Kristin Sims Levine (born April 22,1974) is an American novelist who authored The Lions of Little Rock, a New-York Historical Society Children's History Book Prize winner. It is a fictional story about friendship based around true historical events of the Little Rock Nine in Little Rock, Arkansas. In September 2019, it was announced that rights to Lions was optioned for development of a featured film. Levine has written other historical fictional books, The Best Bad Luck I Ever Had and The Paper Cowboy, which take place during the United States' entry into World War I and McCarthyism era America of the 1950s, respectively. Levine's most recent book, The Jigsaw Jungle, is about a daughter who discovers a family secret. Levine currently lives in Alexandria, Virginia with her two daughters.

== Life and career ==
Levine graduated from Swarthmore College in 1997 with a degree in German. She then worked as an au pair in Vienna, Austria. Later, she became a professor of screenwriting at American University in Washington, DC. Today, Levine continues to reside in Alexandria with her two daughters.

==Publications==

=== The Best Bad Luck I Ever Had ===
The Best Bad Luck I Ever Had was published in 2009 by Puffin Books.

The novel was originally written as a screenplay.

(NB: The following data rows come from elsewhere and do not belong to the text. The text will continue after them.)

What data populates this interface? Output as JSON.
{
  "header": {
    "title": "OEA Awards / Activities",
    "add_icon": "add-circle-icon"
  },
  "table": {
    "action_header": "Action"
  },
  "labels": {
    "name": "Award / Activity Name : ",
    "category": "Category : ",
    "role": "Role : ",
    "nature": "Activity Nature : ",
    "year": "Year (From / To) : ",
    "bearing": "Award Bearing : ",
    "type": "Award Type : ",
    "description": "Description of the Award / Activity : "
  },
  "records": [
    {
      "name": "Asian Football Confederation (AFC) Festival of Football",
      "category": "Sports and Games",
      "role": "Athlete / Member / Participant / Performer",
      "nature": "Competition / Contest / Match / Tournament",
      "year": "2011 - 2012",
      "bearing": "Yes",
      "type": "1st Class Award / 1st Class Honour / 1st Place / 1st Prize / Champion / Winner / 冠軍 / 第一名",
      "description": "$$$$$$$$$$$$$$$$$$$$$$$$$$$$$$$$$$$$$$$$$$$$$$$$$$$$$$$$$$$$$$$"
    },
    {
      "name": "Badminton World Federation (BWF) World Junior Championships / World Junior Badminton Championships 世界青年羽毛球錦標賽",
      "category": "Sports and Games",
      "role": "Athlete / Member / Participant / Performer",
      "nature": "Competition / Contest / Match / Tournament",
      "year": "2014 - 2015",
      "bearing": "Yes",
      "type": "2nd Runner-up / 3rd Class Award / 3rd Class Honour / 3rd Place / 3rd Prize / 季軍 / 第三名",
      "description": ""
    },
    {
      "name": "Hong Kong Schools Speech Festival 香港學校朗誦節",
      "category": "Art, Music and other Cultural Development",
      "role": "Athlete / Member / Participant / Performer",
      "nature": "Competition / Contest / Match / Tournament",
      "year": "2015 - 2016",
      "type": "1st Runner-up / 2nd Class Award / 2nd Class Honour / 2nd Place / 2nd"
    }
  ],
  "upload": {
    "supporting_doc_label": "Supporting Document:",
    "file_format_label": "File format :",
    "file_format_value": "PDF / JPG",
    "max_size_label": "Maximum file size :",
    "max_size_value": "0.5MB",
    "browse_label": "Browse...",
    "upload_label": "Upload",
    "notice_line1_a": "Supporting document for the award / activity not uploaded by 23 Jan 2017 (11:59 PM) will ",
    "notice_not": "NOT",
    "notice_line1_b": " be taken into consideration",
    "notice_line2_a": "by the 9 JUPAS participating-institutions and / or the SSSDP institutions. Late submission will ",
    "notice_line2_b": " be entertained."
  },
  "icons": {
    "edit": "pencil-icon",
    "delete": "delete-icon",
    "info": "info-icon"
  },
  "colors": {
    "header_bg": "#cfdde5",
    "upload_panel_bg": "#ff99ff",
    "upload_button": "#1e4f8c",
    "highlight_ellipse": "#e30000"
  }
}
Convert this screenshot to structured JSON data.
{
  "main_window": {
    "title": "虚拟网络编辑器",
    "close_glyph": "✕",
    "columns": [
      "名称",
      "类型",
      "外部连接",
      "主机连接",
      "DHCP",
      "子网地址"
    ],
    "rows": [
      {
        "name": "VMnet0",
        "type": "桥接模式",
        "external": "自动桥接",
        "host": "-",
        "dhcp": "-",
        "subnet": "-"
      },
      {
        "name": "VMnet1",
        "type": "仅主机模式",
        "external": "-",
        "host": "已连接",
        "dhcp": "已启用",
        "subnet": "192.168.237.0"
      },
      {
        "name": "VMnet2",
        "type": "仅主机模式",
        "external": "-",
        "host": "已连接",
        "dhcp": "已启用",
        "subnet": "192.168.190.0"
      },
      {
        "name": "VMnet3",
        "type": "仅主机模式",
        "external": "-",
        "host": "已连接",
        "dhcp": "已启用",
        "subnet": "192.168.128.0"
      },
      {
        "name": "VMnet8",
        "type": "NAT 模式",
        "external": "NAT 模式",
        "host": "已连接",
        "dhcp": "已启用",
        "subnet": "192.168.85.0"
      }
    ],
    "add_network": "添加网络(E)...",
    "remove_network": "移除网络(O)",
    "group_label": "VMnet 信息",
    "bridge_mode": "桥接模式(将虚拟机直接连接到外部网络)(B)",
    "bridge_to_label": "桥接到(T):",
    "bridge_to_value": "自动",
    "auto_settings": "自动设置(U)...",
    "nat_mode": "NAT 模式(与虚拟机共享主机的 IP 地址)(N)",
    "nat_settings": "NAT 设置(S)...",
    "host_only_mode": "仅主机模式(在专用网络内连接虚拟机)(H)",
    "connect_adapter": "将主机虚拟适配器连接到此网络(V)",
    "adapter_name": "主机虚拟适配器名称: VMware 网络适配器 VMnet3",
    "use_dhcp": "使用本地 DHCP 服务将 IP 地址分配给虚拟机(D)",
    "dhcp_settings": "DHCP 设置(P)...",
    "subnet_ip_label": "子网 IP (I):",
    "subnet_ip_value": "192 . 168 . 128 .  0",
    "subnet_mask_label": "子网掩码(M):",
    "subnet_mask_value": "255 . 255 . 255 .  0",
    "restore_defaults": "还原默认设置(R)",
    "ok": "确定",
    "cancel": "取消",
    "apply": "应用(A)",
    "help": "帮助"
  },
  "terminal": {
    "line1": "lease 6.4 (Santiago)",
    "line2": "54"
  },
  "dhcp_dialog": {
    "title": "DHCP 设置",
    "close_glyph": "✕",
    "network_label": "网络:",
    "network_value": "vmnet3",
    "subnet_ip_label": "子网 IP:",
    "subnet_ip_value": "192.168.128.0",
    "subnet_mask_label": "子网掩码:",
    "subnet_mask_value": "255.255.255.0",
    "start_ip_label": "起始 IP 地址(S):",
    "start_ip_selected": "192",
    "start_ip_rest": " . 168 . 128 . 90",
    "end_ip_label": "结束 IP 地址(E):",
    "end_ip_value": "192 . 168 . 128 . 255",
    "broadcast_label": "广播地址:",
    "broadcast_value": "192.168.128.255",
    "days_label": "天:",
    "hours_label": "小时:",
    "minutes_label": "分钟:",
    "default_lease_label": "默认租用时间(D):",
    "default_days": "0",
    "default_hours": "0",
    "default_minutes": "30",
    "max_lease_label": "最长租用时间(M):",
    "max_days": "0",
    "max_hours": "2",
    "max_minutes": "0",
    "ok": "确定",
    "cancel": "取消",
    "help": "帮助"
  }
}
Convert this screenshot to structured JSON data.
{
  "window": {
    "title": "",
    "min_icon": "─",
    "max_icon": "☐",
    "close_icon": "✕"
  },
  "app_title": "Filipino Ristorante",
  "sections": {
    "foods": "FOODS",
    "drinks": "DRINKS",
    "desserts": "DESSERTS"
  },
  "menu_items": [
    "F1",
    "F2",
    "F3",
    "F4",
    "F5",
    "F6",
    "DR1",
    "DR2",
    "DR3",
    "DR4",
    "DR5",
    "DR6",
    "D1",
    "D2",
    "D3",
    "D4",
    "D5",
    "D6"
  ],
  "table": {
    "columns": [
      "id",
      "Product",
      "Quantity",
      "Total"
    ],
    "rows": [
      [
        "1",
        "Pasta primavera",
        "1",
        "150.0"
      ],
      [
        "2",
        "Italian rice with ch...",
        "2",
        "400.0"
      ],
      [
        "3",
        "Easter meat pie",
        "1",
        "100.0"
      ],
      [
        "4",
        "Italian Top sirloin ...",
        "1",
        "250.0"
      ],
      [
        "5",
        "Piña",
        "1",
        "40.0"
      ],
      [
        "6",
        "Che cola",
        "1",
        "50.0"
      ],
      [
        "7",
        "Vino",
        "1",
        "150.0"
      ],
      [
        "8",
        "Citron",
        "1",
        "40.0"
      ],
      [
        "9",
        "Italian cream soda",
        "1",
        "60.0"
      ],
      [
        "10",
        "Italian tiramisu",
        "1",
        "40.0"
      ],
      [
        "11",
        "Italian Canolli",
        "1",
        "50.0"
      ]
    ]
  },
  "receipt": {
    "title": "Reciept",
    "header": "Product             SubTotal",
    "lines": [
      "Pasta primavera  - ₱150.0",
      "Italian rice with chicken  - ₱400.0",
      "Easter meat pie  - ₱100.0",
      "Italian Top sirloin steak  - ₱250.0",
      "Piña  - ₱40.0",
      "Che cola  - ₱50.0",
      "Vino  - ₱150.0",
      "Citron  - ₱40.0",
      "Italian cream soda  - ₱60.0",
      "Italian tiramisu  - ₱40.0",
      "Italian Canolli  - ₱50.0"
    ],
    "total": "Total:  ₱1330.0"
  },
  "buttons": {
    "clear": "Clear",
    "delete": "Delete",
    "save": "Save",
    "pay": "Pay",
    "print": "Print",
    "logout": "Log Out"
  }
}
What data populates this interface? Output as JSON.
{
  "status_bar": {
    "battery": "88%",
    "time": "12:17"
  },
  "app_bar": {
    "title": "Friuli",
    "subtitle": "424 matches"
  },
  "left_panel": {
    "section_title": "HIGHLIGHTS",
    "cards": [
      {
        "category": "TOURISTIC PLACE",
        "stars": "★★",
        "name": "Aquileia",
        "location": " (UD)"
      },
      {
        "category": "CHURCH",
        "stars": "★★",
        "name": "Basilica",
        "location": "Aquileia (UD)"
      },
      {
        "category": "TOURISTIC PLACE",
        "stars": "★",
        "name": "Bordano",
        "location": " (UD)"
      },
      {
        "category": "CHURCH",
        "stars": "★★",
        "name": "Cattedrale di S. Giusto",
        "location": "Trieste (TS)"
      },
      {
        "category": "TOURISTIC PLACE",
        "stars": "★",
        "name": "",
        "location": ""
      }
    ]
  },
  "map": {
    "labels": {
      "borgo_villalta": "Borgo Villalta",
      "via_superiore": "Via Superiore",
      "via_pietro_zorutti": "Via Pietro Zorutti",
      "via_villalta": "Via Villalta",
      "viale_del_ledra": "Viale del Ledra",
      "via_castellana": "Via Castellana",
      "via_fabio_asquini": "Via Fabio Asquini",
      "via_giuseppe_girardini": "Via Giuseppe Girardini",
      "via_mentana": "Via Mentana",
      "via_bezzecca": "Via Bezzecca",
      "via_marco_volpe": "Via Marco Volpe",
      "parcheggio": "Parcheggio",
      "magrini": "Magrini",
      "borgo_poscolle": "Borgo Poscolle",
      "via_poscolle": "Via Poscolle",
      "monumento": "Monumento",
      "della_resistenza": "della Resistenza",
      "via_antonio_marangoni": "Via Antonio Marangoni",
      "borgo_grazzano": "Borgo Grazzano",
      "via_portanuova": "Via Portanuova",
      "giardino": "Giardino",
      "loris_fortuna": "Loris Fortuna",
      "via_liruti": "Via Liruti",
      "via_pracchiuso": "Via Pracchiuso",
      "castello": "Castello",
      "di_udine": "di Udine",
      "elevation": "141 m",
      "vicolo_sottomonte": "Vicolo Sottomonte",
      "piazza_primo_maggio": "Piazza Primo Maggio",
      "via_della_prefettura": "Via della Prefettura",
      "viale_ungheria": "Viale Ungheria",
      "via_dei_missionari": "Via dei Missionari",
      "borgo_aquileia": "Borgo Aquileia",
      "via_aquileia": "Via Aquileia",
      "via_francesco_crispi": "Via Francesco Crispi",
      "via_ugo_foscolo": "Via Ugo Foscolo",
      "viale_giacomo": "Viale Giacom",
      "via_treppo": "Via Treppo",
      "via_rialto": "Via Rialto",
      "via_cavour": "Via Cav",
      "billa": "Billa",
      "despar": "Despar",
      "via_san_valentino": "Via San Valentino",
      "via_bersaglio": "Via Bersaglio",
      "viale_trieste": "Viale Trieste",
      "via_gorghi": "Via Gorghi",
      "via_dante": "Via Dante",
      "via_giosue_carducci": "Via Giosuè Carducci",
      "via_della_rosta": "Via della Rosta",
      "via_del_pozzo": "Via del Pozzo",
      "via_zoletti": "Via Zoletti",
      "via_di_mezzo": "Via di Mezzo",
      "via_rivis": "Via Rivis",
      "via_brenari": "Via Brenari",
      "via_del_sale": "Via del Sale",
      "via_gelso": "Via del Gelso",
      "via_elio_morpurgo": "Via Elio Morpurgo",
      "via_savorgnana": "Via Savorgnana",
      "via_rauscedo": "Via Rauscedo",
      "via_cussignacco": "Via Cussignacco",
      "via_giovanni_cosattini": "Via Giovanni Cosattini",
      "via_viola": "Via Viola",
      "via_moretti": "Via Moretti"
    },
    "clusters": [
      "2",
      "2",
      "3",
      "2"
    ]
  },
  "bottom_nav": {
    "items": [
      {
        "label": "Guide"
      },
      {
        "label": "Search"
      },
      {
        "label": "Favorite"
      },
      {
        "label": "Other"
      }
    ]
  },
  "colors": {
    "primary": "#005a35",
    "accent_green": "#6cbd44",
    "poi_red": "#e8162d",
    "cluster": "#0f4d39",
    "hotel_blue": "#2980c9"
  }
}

After rejections by various studios due to the cost of producing a period movie with children, Levine turned it into a novel. The story was inspired by her paternal grandfather's childhood in rural Alabama in 1917. The novel tells a story of a friendship between a white farm boy and an African-American city girl during a time when such friendships were not allowed by racist societal norms.

The Best Bad Luck I Ever Had received the following accolades:

- 2010: American Library Association's (ALA) Best Books for Young Adults
- 2010: ALA's Top Ten Amazing Audiobooks for Young Adults

=== The Lions of Little Rock ===
The Lions of Little Rock was published in 2012 by Penguin Young Readers Group.

The novel was inspired by her mother's childhood in Little Rock, Arkansas. It tells a story of a friendship between two little girls whose friendship is made difficult because of racism in a post-segregation South. The girls are caught up in the inflamed racial divide the year after the Arkansas National Guard is called in to escort a group of nine black students, the Little Rock Nine, into a formerly all-white Central High School in Little Rock, Arkansas.

The Lions of Little Rock received the following accolades:

- 2013: American Library Association's (ALA) Best Fiction for Young Adults
- 2013: Amelia Bloomer Book List

=== The Paper Cowboy ===
The Paper Cowboy was published in 2016 by Penguin Young Readers Group.

The novel was inspired by her father's childhood in 1950s-era Downers Grove, a southwestern suburb of Chicago. The story revolves around the fears spread by McCarthyism in a communist fearing America. The novel touches on the topic of bullying and the impact of making false accusations.

=== The Jungle ===
The Jungle was published in 2018 by Penguin Young Readers Group.

The novel is about a young girl whose father has disappeared and must go on a clue searching adventure to find him. Ultimately, she finds her father but discovers a secret he had been keeping from her and her mother.